The Biodesign Anal Fistula Plug is a minimally invasive treatment for complex fistulas. It doesn’t require cutting into the sphincter.
Watch the video below to see it in action.
View ordering information for the Biodesign Anal Fistula Plug.
The Biodesign Anal Fistula Plug has been called a dramatic leap forward in the surgical treatment of fistulas.
The anal fistula plug treats difficult fistulas while keeping the patient’s sphincter intact. This minimizes the risk of postoperative incontinence.1
A minimally invasive procedure, the Biodesign Anal Fistula Plug is indicated for implantation to reinforce soft tissue where a rolled configuration is required, for repair of anorectal fistulas.
With the patient in the prone jack-knife position, under general anesthesia, prep and drape the perianal region for surgical repair of an anal fistula. Bowel preparation and the use of a small volume enema should be left to the individual surgeon’s preference. Administer a single, preoperative dose of systemic antibiotics prior to beginning the procedure.
If there is evidence of acute inflammation, purulence, or excessive drainage, the placement of a draining seton is required. After seton placement, allow the tract to stabilize for six to eight weeks before placement of the fistula plug.
Following inspection of the seton and fistula, irrigate the tract with hydrogen peroxide. Cut the seton and attach a suture to the cut end. Tie the suture to the Cook Medical Fistula Brush. Cook developed the fistula brush specifically for fistula tract identification and preparation. The brush is designed with loops on either end to help secure the suture and fistula plug to the brush.
Pull the brush catheter into the fistula tract.
Using a back-and-forth motion with the brush, clean and gently debride the fistula tract, removing non-vascularized tissue. The brush does not mechanically debride the fistula tract in such a way that would likely make the tract wider and harder to close.

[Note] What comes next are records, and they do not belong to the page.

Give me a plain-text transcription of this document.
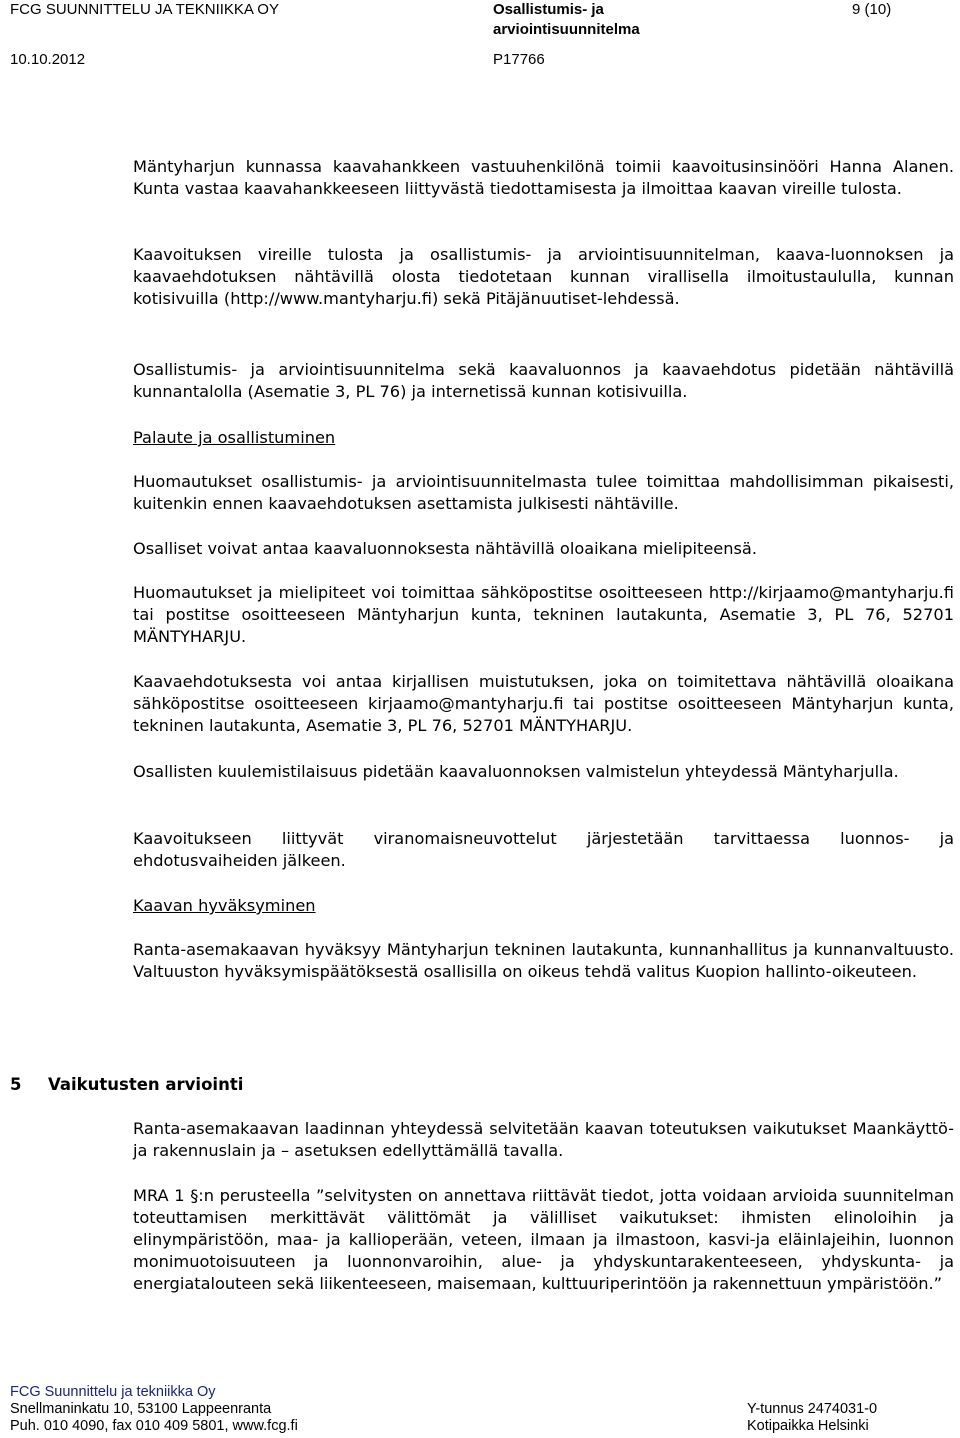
FCG SUUNNITTELU JA TEKNIIKKA OY	Osallistumis- ja arviointisuunnitelma
9 (10)
10.10.2012	P17766

Mäntyharjun kunnassa kaavahankkeen vastuuhenkilönä toimii kaavoitusinsinööri Hanna Alanen. Kunta vastaa kaavahankkeeseen liittyvästä tiedottamisesta ja ilmoittaa kaavan vireille tulosta.

Kaavoituksen vireille tulosta ja osallistumis- ja arviointisuunnitelman, kaava-luonnoksen ja kaavaehdotuksen nähtävillä olosta tiedotetaan kunnan virallisella ilmoitustaululla, kunnan kotisivuilla (http://www.mantyharju.fi) sekä Pitäjänuutiset-lehdessä.

Osallistumis- ja arviointisuunnitelma sekä kaavaluonnos ja kaavaehdotus pidetään nähtävillä kunnantalolla (Asematie 3, PL 76) ja internetissä kunnan kotisivuilla.

Palaute ja osallistuminen

Huomautukset osallistumis- ja arviointisuunnitelmasta tulee toimittaa mahdollisimman pikaisesti, kuitenkin ennen kaavaehdotuksen asettamista julkisesti nähtäville.

Osalliset voivat antaa kaavaluonnoksesta nähtävillä oloaikana mielipiteensä.

Huomautukset ja mielipiteet voi toimittaa sähköpostitse osoitteeseen http://kirjaamo@mantyharju.fi tai postitse osoitteeseen Mäntyharjun kunta, tekninen lautakunta, Asematie 3, PL 76, 52701 MÄNTYHARJU.

Kaavaehdotuksesta voi antaa kirjallisen muistutuksen, joka on toimitettava nähtävillä oloaikana sähköpostitse osoitteeseen kirjaamo@mantyharju.fi tai postitse osoitteeseen Mäntyharjun kunta, tekninen lautakunta, Asematie 3, PL 76, 52701 MÄNTYHARJU.

Osallisten kuulemistilaisuus pidetään kaavaluonnoksen valmistelun yhteydessä Mäntyharjulla.

Kaavoitukseen liittyvät viranomaisneuvottelut järjestetään tarvittaessa luonnos- ja ehdotusvaiheiden jälkeen.

Kaavan hyväksyminen

Ranta-asemakaavan hyväksyy Mäntyharjun tekninen lautakunta, kunnanhallitus ja kunnanvaltuusto. Valtuuston hyväksymispäätöksestä osallisilla on oikeus tehdä valitus Kuopion hallinto-oikeuteen.

5 Vaikutusten arviointi

Ranta-asemakaavan laadinnan yhteydessä selvitetään kaavan toteutuksen vaikutukset Maankäyttö- ja rakennuslain ja – asetuksen edellyttämällä tavalla.

MRA 1 §:n perusteella ”selvitysten on annettava riittävät tiedot, jotta voidaan arvioida suunnitelman toteuttamisen merkittävät välittömät ja välilliset vaikutukset: ihmisten elinoloihin ja elinympäristöön, maa- ja kallioperään, veteen, ilmaan ja ilmastoon, kasvi-ja eläinlajeihin, luonnon monimuotoisuuteen ja luonnonvaroihin, alue- ja yhdyskuntarakenteeseen, yhdyskunta- ja energiatalouteen sekä liikenteeseen, maisemaan, kulttuuriperintöön ja rakennettuun ympäristöön.”

FCG Suunnittelu ja tekniikka Oy
Snellmaninkatu 10, 53100 Lappeenranta
Puh. 010 4090, fax 010 409 5801, www.fcg.fi
Y-tunnus 2474031-0
Kotipaikka Helsinki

A small amount of blood present at the tract and on the brush bristles indicates adequate debridement. Remove the brush, leaving an attached suture within the tract. Use hydrogen peroxide again to irrigate the fistula tract.
Next, bring the anal fistula plug to the field and remove the plug from its sterile packaging. Rehydrate the anal fistula plug in sterile saline, fully submerged, until the desired handling characteristics are achieved. The plug should not be allowed to rehydrate for longer than two minutes.
Following adequate hydration, secure the plug to the previously placed suture, and pull it narrow end first through the internal opening of the fistula until slight resistance is felt. Take note of the level at which the plug enters the mucosa.
Perform plug fixation using 2-0 long term, absorbable material, such as coated PGA, on a UR6 or comparable needle.
Gently pull the plug partially out of the internal opening. Adjacent to the internal opening, place a stitch deep to the internal sphincter layer and back out of the internal opening without piercing the plug. Imagine the area of the internal opening as a clock dial; the suture should enter at three o’clock. Continue this stitch by passing the needle directly through the center of the plug at a level sufficiently below the previously noted final mucosal plane.
Next, pass the needle down alongside the anal fistula plug deep to the internal sphincter layer and back out at the nine o’clock position. Repeat the steps, making a stitch perpendicular to the first, from a twelve o’clock to six o’clock direction.
Make the first pass deep to the internal sphincter layer, then through the center of the plug, and finally, through the opposing internal sphincter. Inadequate suturing can lead to premature expulsion of the plug. Please note, loss of the plug within seven days should be considered a technical failure, and reapplication of the anal fistula plug should therefore be considered.
Check the sutures to confirm an adequate bite in the plug and surrounding tissue. Use scissors to trim the plug at the previously noted mucosal level, taking care not to cut the sutures. Pull the plug back to its original, snug position. Pull the suture ends to remove any slack from the fistula tract.
Tie off the sutures over the top of the plug, effectively pulling the mucosal layer over the top, and burying the plug from sight. A small mucosal flap can be used to assure complete coverage and to minimize dimpling at the internal opening. Slightly enlarge the external opening to facilitate drainage.
Drainage is to be expected for a minimum of two weeks and can continue for up to twelve weeks.
Further treatment of the fistula, sooner than twelve weeks, is not recommended, unless problems such as abscess arise. Do not suture closed the external opening.
Finally, trim the external end of the plug flush with the skin. To help minimize postoperative pain, local anesthesia can be administered. Restrict patient physical activity for a minimum of six weeks post operatively.
Provide the patient with the Fistula Post-Procedure Care Guide. It includes guidelines on diet, activity, drainage, and use of stool softeners and other medications. Patient compliance directly affects the success of the plug.
1 Adamina M, Ross T, Guenin MO, et al. Anal fistula plug: a prospective evaluation of success, continence and quality of life in the treatment of complex fistulae. Colorectal Dis. 2014;16(7):547-554.